La formation que le groupe a reçue de diverses organisations gouvernementales et non gouvernementales sur le leadership et la comptabilité a renforcé leur confiance et leur estime de soi, a déclaré un autre membre du groupe, Hanumakka.

Souvent, les femmes qui dirigent les groupes sont des ouvrières anganwadi. Anganwadi, ou le Community Day Care Centre, est le point central de la plupart des programmes de protection sociale du gouvernement pour les femmes, tels que Sthree Shakti («le pouvoir des femmes») et le programme de développement intégré de l’enfant (ICDS). Les Anganwadis ne servent pas seulement de salles de spectacle pour les enfants de six mois à trois ans, ils servent également de centres de santé pour la population locale.

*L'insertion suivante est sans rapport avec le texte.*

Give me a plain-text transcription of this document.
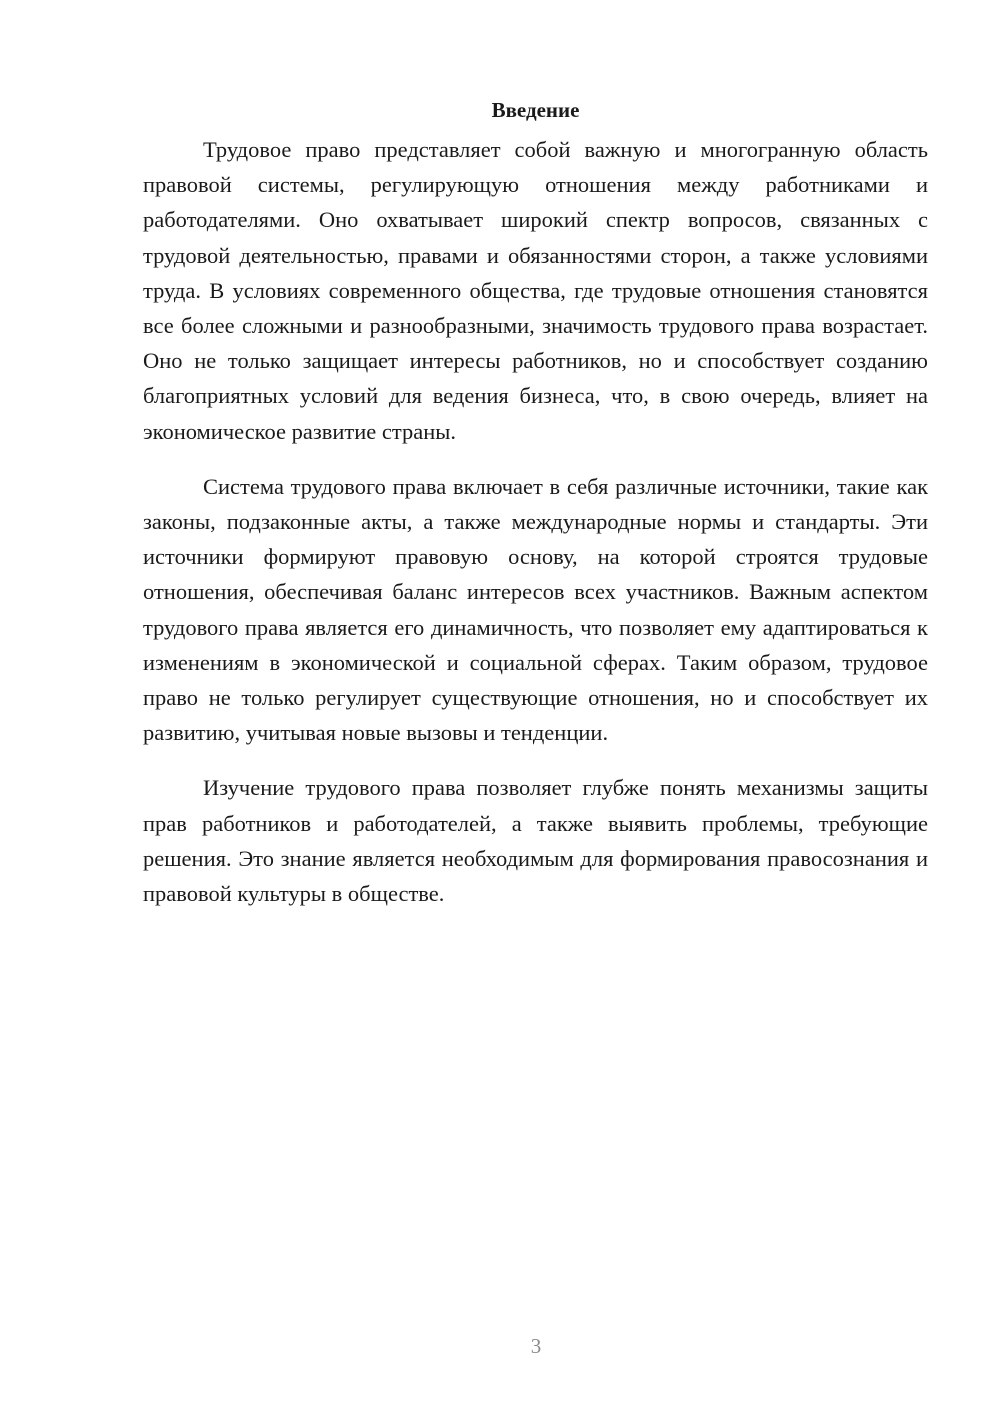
Введение

Трудовое право представляет собой важную и многогранную область правовой системы, регулирующую отношения между работниками и работодателями. Оно охватывает широкий спектр вопросов, связанных с трудовой деятельностью, правами и обязанностями сторон, а также условиями труда. В условиях современного общества, где трудовые отношения становятся все более сложными и разнообразными, значимость трудового права возрастает. Оно не только защищает интересы работников, но и способствует созданию благоприятных условий для ведения бизнеса, что, в свою очередь, влияет на экономическое развитие страны.

Система трудового права включает в себя различные источники, такие как законы, подзаконные акты, а также международные нормы и стандарты. Эти источники формируют правовую основу, на которой строятся трудовые отношения, обеспечивая баланс интересов всех участников. Важным аспектом трудового права является его динамичность, что позволяет ему адаптироваться к изменениям в экономической и социальной сферах. Таким образом, трудовое право не только регулирует существующие отношения, но и способствует их развитию, учитывая новые вызовы и тенденции.

Изучение трудового права позволяет глубже понять механизмы защиты прав работников и работодателей, а также выявить проблемы, требующие решения. Это знание является необходимым для формирования правосознания и правовой культуры в обществе.

3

Cela aide à être le centre de tant d’activités, dit Mangala Gowri. “Nous connaissons personnellement chacune des familles, leurs problèmes, leurs antécédents, tout. Cela nous aide à identifier la cohésion d’un groupe, ce qui est essentiel pour former un groupe d’entraide cohésif.”

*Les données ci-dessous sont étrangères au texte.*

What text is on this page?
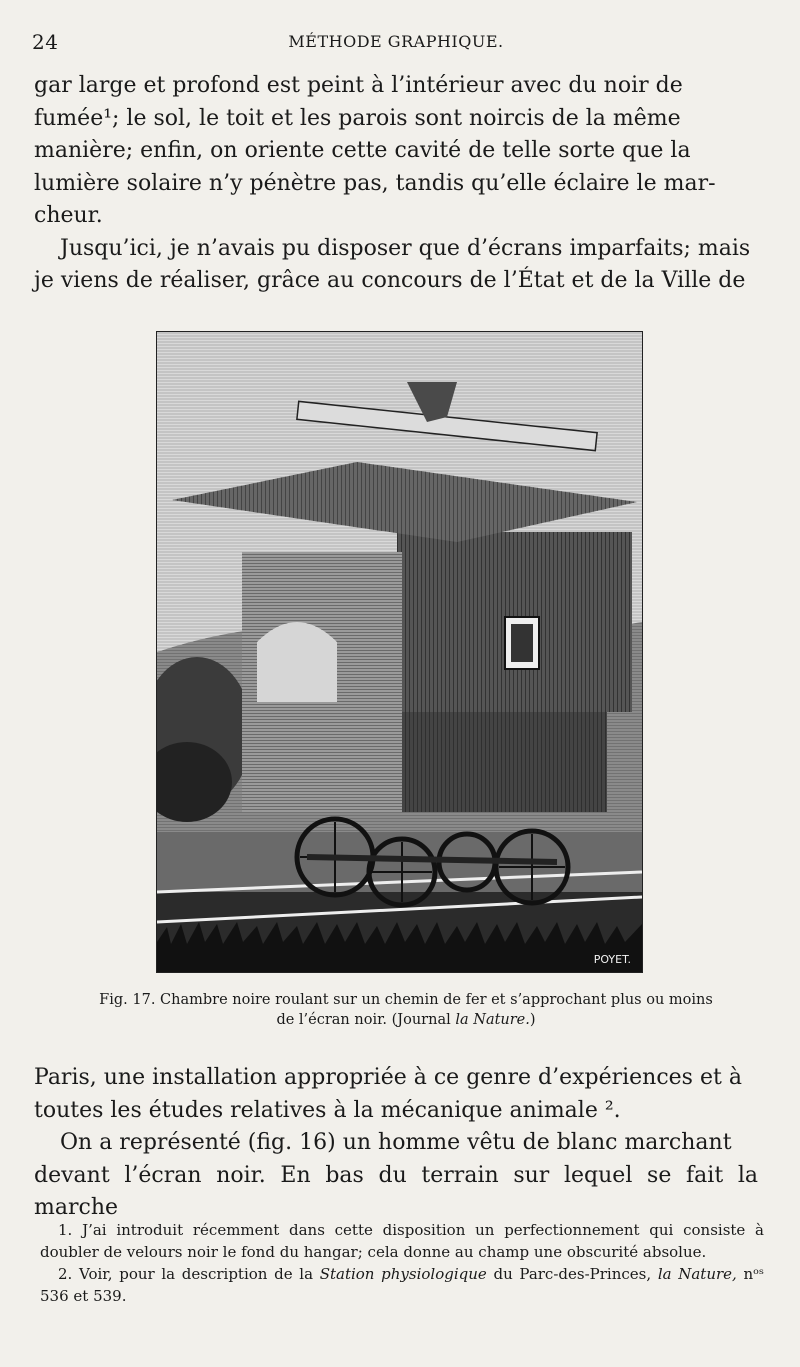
24	MÉTHODE GRAPHIQUE.
gar large et profond est peint à l’intérieur avec du noir de
fumée¹; le sol, le toit et les parois sont noircis de la même
manière; enfin, on oriente cette cavité de telle sorte que la
lumière solaire n’y pénètre pas, tandis qu’elle éclaire le mar-
cheur.
Jusqu’ici, je n’avais pu disposer que d’écrans imparfaits; mais
je viens de réaliser, grâce au concours de l’État et de la Ville de
POYET.
Fig. 17. Chambre noire roulant sur un chemin de fer et s’approchant plus ou moins
de l’écran noir. (Journal la Nature.)
Paris, une installation appropriée à ce genre d’expériences et à
toutes les études relatives à la mécanique animale ².
On a représenté (fig. 16) un homme vêtu de blanc marchant
devant l’écran noir. En bas du terrain sur lequel se fait la marche

1. J’ai introduit récemment dans cette disposition un perfectionnement qui consiste à doubler de velours noir le fond du hangar; cela donne au champ une obscurité absolue.

2. Voir, pour la description de la Station physiologique du Parc-des-Princes, la Nature, nᵒˢ 536 et 539.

Les membres ont utilisé le prêt pour démarrer de nouvelles entreprises telles que la vente de légumes, la couture, les rouleaux de beedi et agarbatti faire, ou simplement réparer d’anciens prêts, ou acheter des produits de consommation.

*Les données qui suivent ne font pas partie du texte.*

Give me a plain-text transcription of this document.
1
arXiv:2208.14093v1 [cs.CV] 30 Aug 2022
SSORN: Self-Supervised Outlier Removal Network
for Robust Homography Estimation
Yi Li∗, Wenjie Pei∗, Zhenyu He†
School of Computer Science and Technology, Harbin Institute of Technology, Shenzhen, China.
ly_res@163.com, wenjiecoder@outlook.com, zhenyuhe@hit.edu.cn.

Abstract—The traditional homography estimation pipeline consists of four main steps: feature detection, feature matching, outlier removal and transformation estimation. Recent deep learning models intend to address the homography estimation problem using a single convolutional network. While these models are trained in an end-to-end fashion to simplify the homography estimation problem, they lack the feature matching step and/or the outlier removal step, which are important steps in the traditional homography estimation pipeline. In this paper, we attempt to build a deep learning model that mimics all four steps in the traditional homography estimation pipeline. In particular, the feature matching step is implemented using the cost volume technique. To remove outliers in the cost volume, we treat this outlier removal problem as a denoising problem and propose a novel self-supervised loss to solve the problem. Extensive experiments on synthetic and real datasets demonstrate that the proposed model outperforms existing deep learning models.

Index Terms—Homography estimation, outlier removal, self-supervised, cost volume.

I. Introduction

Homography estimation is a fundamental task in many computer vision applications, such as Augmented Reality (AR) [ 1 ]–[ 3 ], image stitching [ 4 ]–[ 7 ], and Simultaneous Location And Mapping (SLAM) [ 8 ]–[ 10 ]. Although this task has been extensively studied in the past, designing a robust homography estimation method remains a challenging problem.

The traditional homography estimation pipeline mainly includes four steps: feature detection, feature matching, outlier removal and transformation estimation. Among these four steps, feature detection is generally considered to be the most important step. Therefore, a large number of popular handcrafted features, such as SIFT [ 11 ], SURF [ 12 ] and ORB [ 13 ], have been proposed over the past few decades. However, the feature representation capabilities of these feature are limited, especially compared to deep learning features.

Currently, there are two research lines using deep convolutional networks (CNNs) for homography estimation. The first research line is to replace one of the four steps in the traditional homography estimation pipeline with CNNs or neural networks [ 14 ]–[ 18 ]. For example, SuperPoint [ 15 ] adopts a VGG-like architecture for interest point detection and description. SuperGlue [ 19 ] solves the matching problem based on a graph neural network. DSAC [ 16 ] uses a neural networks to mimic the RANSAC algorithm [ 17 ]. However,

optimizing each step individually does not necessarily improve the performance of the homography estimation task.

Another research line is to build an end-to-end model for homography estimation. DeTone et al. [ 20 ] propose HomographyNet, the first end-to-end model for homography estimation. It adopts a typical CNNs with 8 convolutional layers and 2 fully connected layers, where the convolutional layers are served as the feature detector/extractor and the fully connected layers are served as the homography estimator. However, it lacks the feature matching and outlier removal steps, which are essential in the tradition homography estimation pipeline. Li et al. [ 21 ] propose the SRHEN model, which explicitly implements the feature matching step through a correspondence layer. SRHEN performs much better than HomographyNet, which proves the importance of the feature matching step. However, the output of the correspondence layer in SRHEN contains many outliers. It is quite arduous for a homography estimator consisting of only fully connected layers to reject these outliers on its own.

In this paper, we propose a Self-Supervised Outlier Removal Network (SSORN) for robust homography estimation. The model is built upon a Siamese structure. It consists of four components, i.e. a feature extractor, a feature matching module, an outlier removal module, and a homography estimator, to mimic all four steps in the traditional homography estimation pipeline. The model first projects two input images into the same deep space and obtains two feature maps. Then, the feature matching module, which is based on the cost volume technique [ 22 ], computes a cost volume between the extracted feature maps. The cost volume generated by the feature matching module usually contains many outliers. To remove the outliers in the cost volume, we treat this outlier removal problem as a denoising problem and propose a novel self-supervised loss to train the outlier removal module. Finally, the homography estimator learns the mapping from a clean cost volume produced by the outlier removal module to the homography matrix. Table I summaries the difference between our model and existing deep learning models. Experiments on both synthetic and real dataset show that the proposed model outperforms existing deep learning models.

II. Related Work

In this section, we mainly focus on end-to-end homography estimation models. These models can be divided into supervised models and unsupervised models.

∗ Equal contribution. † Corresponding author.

Pillamma, 25 ans, un ouvrier anganwadi et le chef de 17 membres de Lakshmi Swa-Sahaya-Gumpu dans la colonie Devagere à Kumbalgodu, dit que le prêt de Rs 50,000 qu’ils ont reçu de la Kalpatharu Grameena Bank s’est avéré utile pour les membres. , dont certains empruntaient auparavant de l’argent à des taux exorbitants de 4 à 10% d’intérêt mensuel, contre 2% facturés par les SHG. La nouvelle indépendance leur a valu le respect chez eux. “Mon mari ne me frappe plus”, dit-elle, et “il m’écoute ces jours-ci!”

La Kalpatharu Grameena Bank, ainsi que d’autres banques rurales régionales, reçoivent un refinancement à 100% de la Banque nationale pour l’agriculture et le développement rural à raison de 6,5% par an et prêtent environ 12,5% à des groupes d’entraide. Les SHG sont libres de facturer à leurs membres tout montant acceptable par tous.

Diverses ONG offrent aux groupes d’entraide une formation professionnelle.

Le YMCA de Kumbalgodu a dispensé une formation sur la reproduction des vers à soie à certains SHG il y a deux ans, a déclaré le secrétaire John Kennedy. Le «Navodaya Self Help Group» du village de Tagachaguppe a reçu un prêt de 50 000 roupies. Certains membres l’ont utilisé pour envoyer des vers à soie cultiver et dans le Ramanagaram voisin, dans l’un des centres industriels de la soie bien connus de l’État.

Quand je dis aux femmes qu’ailleurs dans le pays, des femmes membres du SHG se sont battues et ont remporté les élections du «gram panchayat» (autonomie locale du village), elles s’illuminent. “Pourquoi pas?” ils disent: «après tout, nous avons le soutien de nos groupes».